Clash of the Titans: MapReduce vs. Spark for Large Scale Data Analytics [pdf]

econner · on Oct 6, 2015

Is MapReduce faster for any cases? A quick glance at the paper seems to suggest that Spark is always at least as good or better than traditional MR.

Should I ever use traditional MR over Spark?

bpodgursky · on Oct 6, 2015

You didn't even try to make it through the abstract...

> An exception to this is the Sort workload, for which MapReduce is 2 x faster than Spark. We show that MapReduce’s execution model is more efficient for shuffling data than Spark, thus making Sort run faster on MapRe- duce

eranation · on Oct 6, 2015

Didn't spark win the world record on sorting recently?

http://spark.apache.org/news/spark-wins-daytona-gray-sort-10...

falaki · on Oct 6, 2015

Note that you can change Spark's aggregation algorithm to sort-based with a configuration.

mrry · on Oct 6, 2015

A lot of the differences between the systems arise from the implementation choice of how to do aggregation in Hadoop 2.4.0 and Spark 1.3. There's nothing inherent in the RDD model, for example, that says the aggregation has to be done eagerly at the mapper; nor in the MapReduce model that says it has to be done at the reducer.
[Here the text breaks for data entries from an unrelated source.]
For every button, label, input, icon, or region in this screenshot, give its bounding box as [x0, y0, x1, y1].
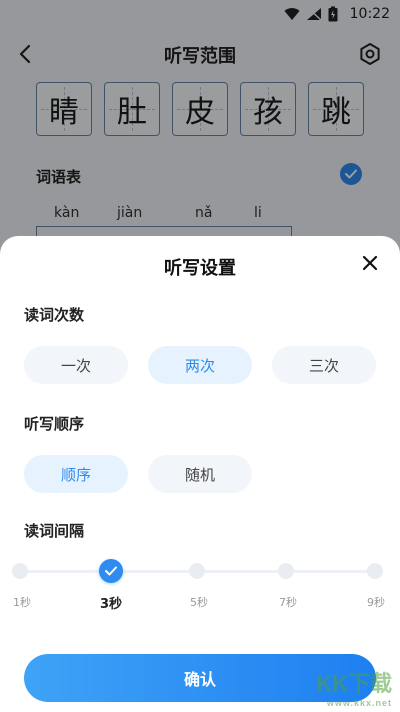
interval-tick-label: 7秒 — [279, 596, 297, 609]
read-count-option-once[interactable]: 一次 — [24, 346, 128, 384]
interval-slider-stop[interactable] — [189, 563, 205, 579]
interval-tick-label: 1秒 — [13, 596, 31, 609]
read-count-option-twice[interactable]: 两次 — [148, 346, 252, 384]
check-icon — [105, 566, 117, 576]
watermark-logo: KK下载 www.kkx.net — [316, 671, 392, 708]
interval-tick-label-selected: 3秒 — [99, 597, 123, 612]
order-option-sequential[interactable]: 顺序 — [24, 455, 128, 493]
interval-slider-thumb[interactable] — [99, 559, 123, 583]
sheet-title: 听写设置 — [164, 258, 236, 279]
interval-tick-label: 5秒 — [190, 596, 208, 609]
interval-slider-stop[interactable] — [367, 563, 383, 579]
interval-slider-stop[interactable] — [278, 563, 294, 579]
dictation-settings-sheet: 听写设置 读词次数 一次 两次 三次 听写顺序 顺序 随机 读词间隔 1秒 3秒… — [0, 236, 400, 712]
interval-tick-label: 9秒 — [367, 596, 385, 609]
interval-slider-stop[interactable] — [12, 563, 28, 579]
read-count-label: 读词次数 — [24, 306, 85, 324]
read-count-option-thrice[interactable]: 三次 — [272, 346, 376, 384]
interval-label: 读词间隔 — [24, 522, 85, 540]
close-icon[interactable] — [358, 251, 382, 275]
order-label: 听写顺序 — [24, 415, 85, 433]
order-option-random[interactable]: 随机 — [148, 455, 252, 493]
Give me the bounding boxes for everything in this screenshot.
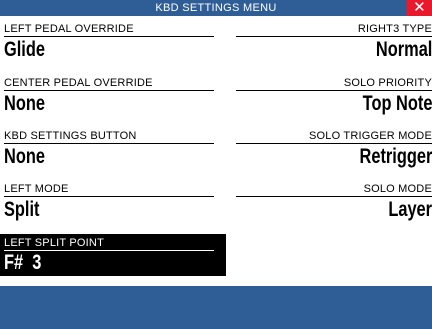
field-value: None [4,145,45,168]
field-value: Glide [4,38,45,61]
field-label: CENTER PEDAL OVERRIDE [4,77,153,89]
field-right3-type[interactable]: RIGHT3 TYPE Normal [232,23,432,63]
field-label: KBD SETTINGS BUTTON [4,130,137,142]
close-button[interactable]: ✕ [407,0,432,16]
close-icon: ✕ [413,0,426,16]
field-kbd-settings-button[interactable]: KBD SETTINGS BUTTON None [0,130,216,170]
field-value: Layer [388,198,432,221]
field-divider [236,196,432,197]
field-solo-trigger-mode[interactable]: SOLO TRIGGER MODE Retrigger [232,130,432,170]
field-divider [4,36,214,37]
field-center-pedal-override[interactable]: CENTER PEDAL OVERRIDE None [0,77,216,117]
field-divider [4,196,214,197]
window-title: KBD SETTINGS MENU [155,2,277,14]
field-divider [236,143,432,144]
field-left-mode[interactable]: LEFT MODE Split [0,183,216,223]
field-divider [4,143,214,144]
field-label: LEFT SPLIT POINT [4,237,104,249]
field-label: RIGHT3 TYPE [357,23,432,35]
field-label: SOLO MODE [363,183,432,195]
field-label: SOLO PRIORITY [343,77,432,89]
field-left-split-point[interactable]: LEFT SPLIT POINT F# 3 [0,234,226,276]
field-solo-mode[interactable]: SOLO MODE Layer [232,183,432,223]
field-value: Retrigger [359,145,432,168]
field-label: LEFT MODE [4,183,69,195]
field-divider [236,90,432,91]
title-bar: KBD SETTINGS MENU ✕ [0,0,432,16]
field-divider [4,90,214,91]
field-left-pedal-override[interactable]: LEFT PEDAL OVERRIDE Glide [0,23,216,63]
field-value: None [4,92,45,115]
field-solo-priority[interactable]: SOLO PRIORITY Top Note [232,77,432,117]
footer-bar [0,286,432,329]
field-label: LEFT PEDAL OVERRIDE [4,23,134,35]
field-label: SOLO TRIGGER MODE [309,130,432,142]
field-value: Normal [375,38,432,61]
field-divider [236,36,432,37]
field-value: Top Note [362,92,432,115]
field-value: Split [4,198,40,221]
field-value: F# 3 [4,251,42,274]
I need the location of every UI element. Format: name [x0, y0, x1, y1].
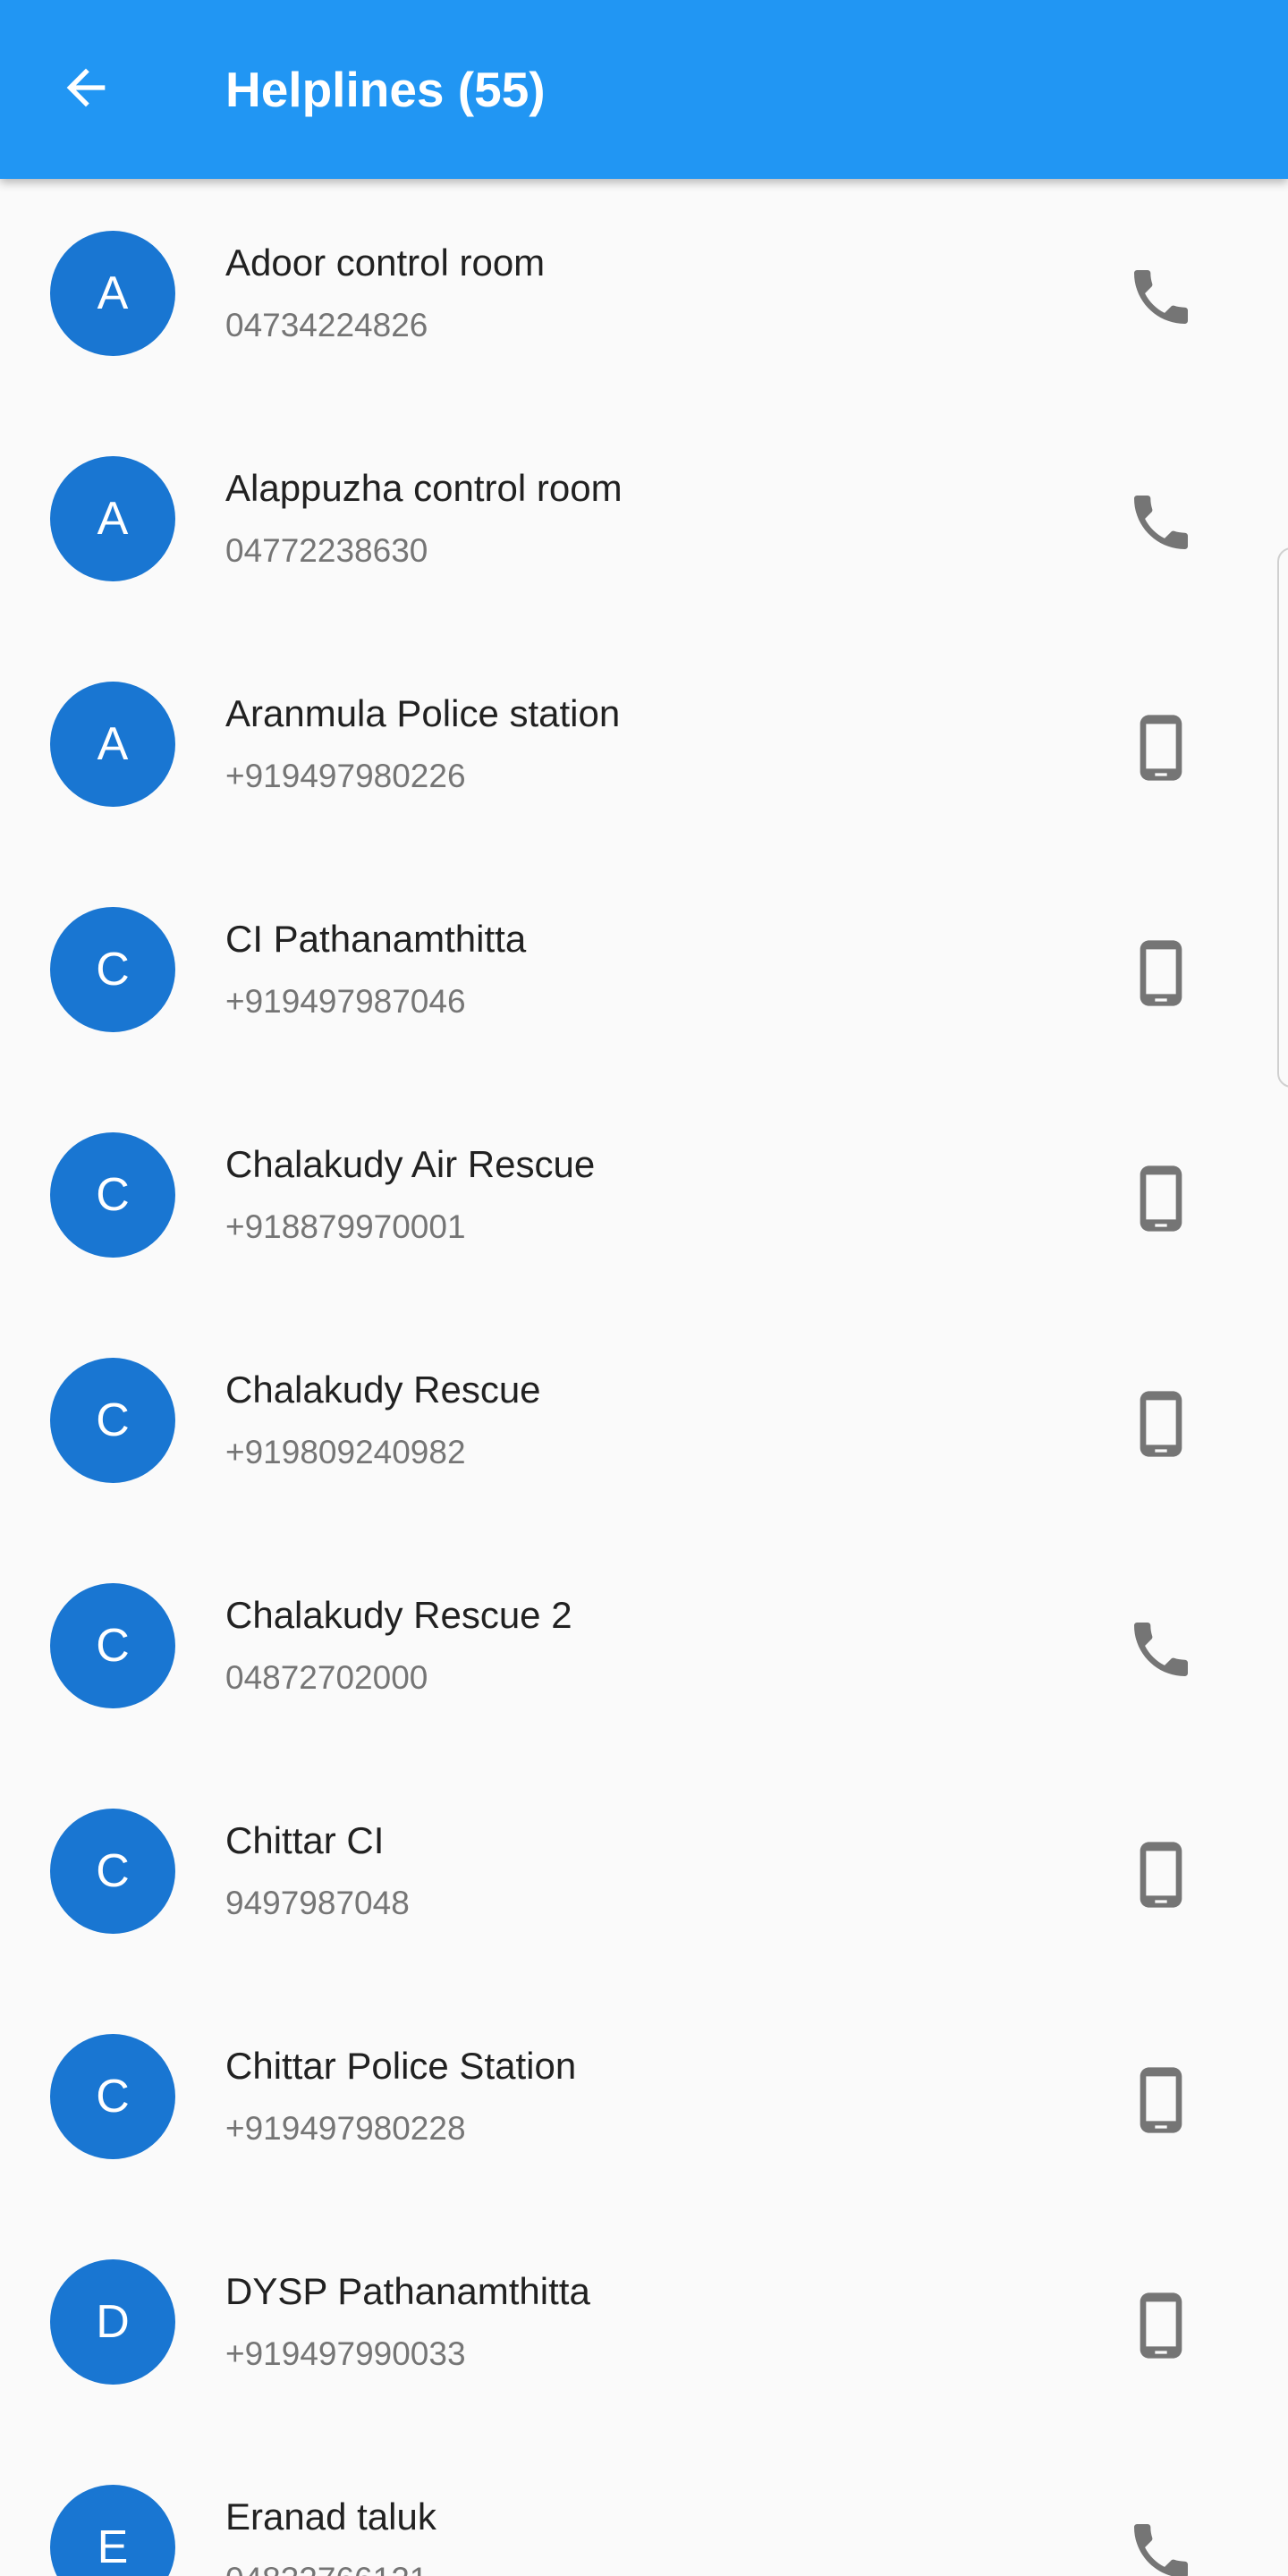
contact-name: Eranad taluk: [225, 2496, 436, 2538]
smartphone-icon: [1125, 1388, 1197, 1464]
contact-name: Chalakudy Air Rescue: [225, 1143, 596, 1185]
scrollbar-thumb[interactable]: [1277, 547, 1288, 1088]
contact-number: 04832766121: [225, 2561, 428, 2576]
contact-number: 9497987048: [225, 1885, 410, 1921]
list-item[interactable]: C Chittar CI 9497987048: [0, 1757, 1288, 1982]
contact-number: 04734224826: [225, 307, 428, 343]
list-item[interactable]: C CI Pathanamthitta +919497987046: [0, 855, 1288, 1080]
mobile-call-button[interactable]: [1118, 2284, 1204, 2370]
avatar: A: [50, 682, 175, 807]
list-item[interactable]: A Alappuzha control room 04772238630: [0, 404, 1288, 630]
contact-name: Aranmula Police station: [225, 692, 621, 734]
list-item[interactable]: C Chalakudy Air Rescue +918879970001: [0, 1080, 1288, 1306]
app-bar: Helplines (55): [0, 0, 1288, 179]
list-item[interactable]: D DYSP Pathanamthitta +919497990033: [0, 2207, 1288, 2433]
list-item[interactable]: C Chalakudy Rescue 2 04872702000: [0, 1531, 1288, 1757]
contact-number: +919497990033: [225, 2335, 466, 2372]
contact-name: Chittar Police Station: [225, 2045, 577, 2087]
avatar: D: [50, 2259, 175, 2385]
avatar: E: [50, 2485, 175, 2576]
contact-number: +918879970001: [225, 1208, 466, 1245]
mobile-call-button[interactable]: [1118, 1157, 1204, 1243]
smartphone-icon: [1125, 2290, 1197, 2366]
page-title: Helplines (55): [225, 62, 546, 117]
contact-number: 04872702000: [225, 1659, 428, 1696]
arrow-back-icon: [57, 59, 114, 121]
list-item[interactable]: C Chittar Police Station +919497980228: [0, 1982, 1288, 2207]
mobile-call-button[interactable]: [1118, 2059, 1204, 2145]
avatar: C: [50, 1358, 175, 1483]
contact-number: +919497980228: [225, 2110, 466, 2147]
landline-call-button[interactable]: [1118, 481, 1204, 567]
contact-number: +919497980226: [225, 758, 466, 794]
smartphone-icon: [1125, 1163, 1197, 1239]
avatar: C: [50, 1809, 175, 1934]
avatar: A: [50, 231, 175, 356]
contact-number: +919809240982: [225, 1434, 466, 1470]
contact-name: Chittar CI: [225, 1819, 385, 1861]
list-item[interactable]: E Eranad taluk 04832766121: [0, 2433, 1288, 2576]
mobile-call-button[interactable]: [1118, 707, 1204, 792]
avatar: C: [50, 1132, 175, 1258]
contact-name: Chalakudy Rescue 2: [225, 1594, 572, 1636]
smartphone-icon: [1125, 937, 1197, 1013]
contact-name: CI Pathanamthitta: [225, 918, 527, 960]
phone-icon: [1125, 2515, 1197, 2576]
avatar: C: [50, 2034, 175, 2159]
landline-call-button[interactable]: [1118, 256, 1204, 342]
landline-call-button[interactable]: [1118, 1608, 1204, 1694]
mobile-call-button[interactable]: [1118, 1834, 1204, 1919]
contact-number: 04772238630: [225, 532, 428, 569]
contact-name: Alappuzha control room: [225, 467, 623, 509]
smartphone-icon: [1125, 2064, 1197, 2140]
helpline-list: A Adoor control room 04734224826 A Alappuzha…: [0, 179, 1288, 2576]
phone-icon: [1125, 1614, 1197, 1690]
avatar: C: [50, 907, 175, 1032]
smartphone-icon: [1125, 1839, 1197, 1915]
phone-icon: [1125, 487, 1197, 563]
contact-number: +919497987046: [225, 983, 466, 1020]
list-item[interactable]: A Adoor control room 04734224826: [0, 179, 1288, 404]
landline-call-button[interactable]: [1118, 2510, 1204, 2576]
phone-icon: [1125, 261, 1197, 337]
contact-name: DYSP Pathanamthitta: [225, 2270, 590, 2312]
contact-name: Chalakudy Rescue: [225, 1368, 541, 1411]
avatar: A: [50, 456, 175, 581]
list-item[interactable]: A Aranmula Police station +919497980226: [0, 630, 1288, 855]
back-button[interactable]: [43, 47, 129, 132]
contact-name: Adoor control room: [225, 242, 546, 284]
list-item[interactable]: C Chalakudy Rescue +919809240982: [0, 1306, 1288, 1531]
smartphone-icon: [1125, 712, 1197, 788]
mobile-call-button[interactable]: [1118, 932, 1204, 1018]
mobile-call-button[interactable]: [1118, 1383, 1204, 1469]
avatar: C: [50, 1583, 175, 1708]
Either system could support the other aggregation mechanism, and the only challenge would be in choosing which one to use.

Some former colleagues wrote a nice paper about the performance trade-offs for different styles of distributed aggregation in DryadLINQ (a MapReduce-style system), and evaluated it at scale:

http://sigops.org/sosp/sosp09/papers/yu-sosp09.pdf

gopalv · on Oct 6, 2015

> Either system could support the other aggregation mechanism, and the only challenge would be in choosing which one to use.

Hive implements something similar to the paper mentioned. Partial aggregation on mappers & the reducer does a sorted final aggregation.

You'll find Hive beating MapReduce[1], even though it is implemented using MR.

[1] - https://www.cl.cam.ac.uk/research/srg/netos/musketeer/eurosy...

analytically · on Oct 6, 2015

4 node cluster??

bpodgursky · on Oct 6, 2015

This is a very valid concern. There are a lot of ways to make algorithms and distributed systems scale poorly for significant numbers of computation nodes (it took Hadoop half a decade to figure out how improve this via YARN).

fuzzieozzie · on Oct 6, 2015

I guess they did not analyze joining two large datasets (I am assuming because M/R would win hands down). Someone more experienced please tell me if I am "thinking" correctly.

dalke · on Oct 6, 2015

What does it mean to "join two large datasets"? I can think of many meanings. What part of the method description in the abstract did you consider yourself too inexperienced to understand?

EwanToo · on Oct 6, 2015

I don't think so, if you're just doing a staight batch job with no sorting, iterative processing, etc, then they'll probably be a very similar speed.

If you have to sort one of the datasets first, then Spark will likely be faster, but it all depends on a ton of factors that are task specific.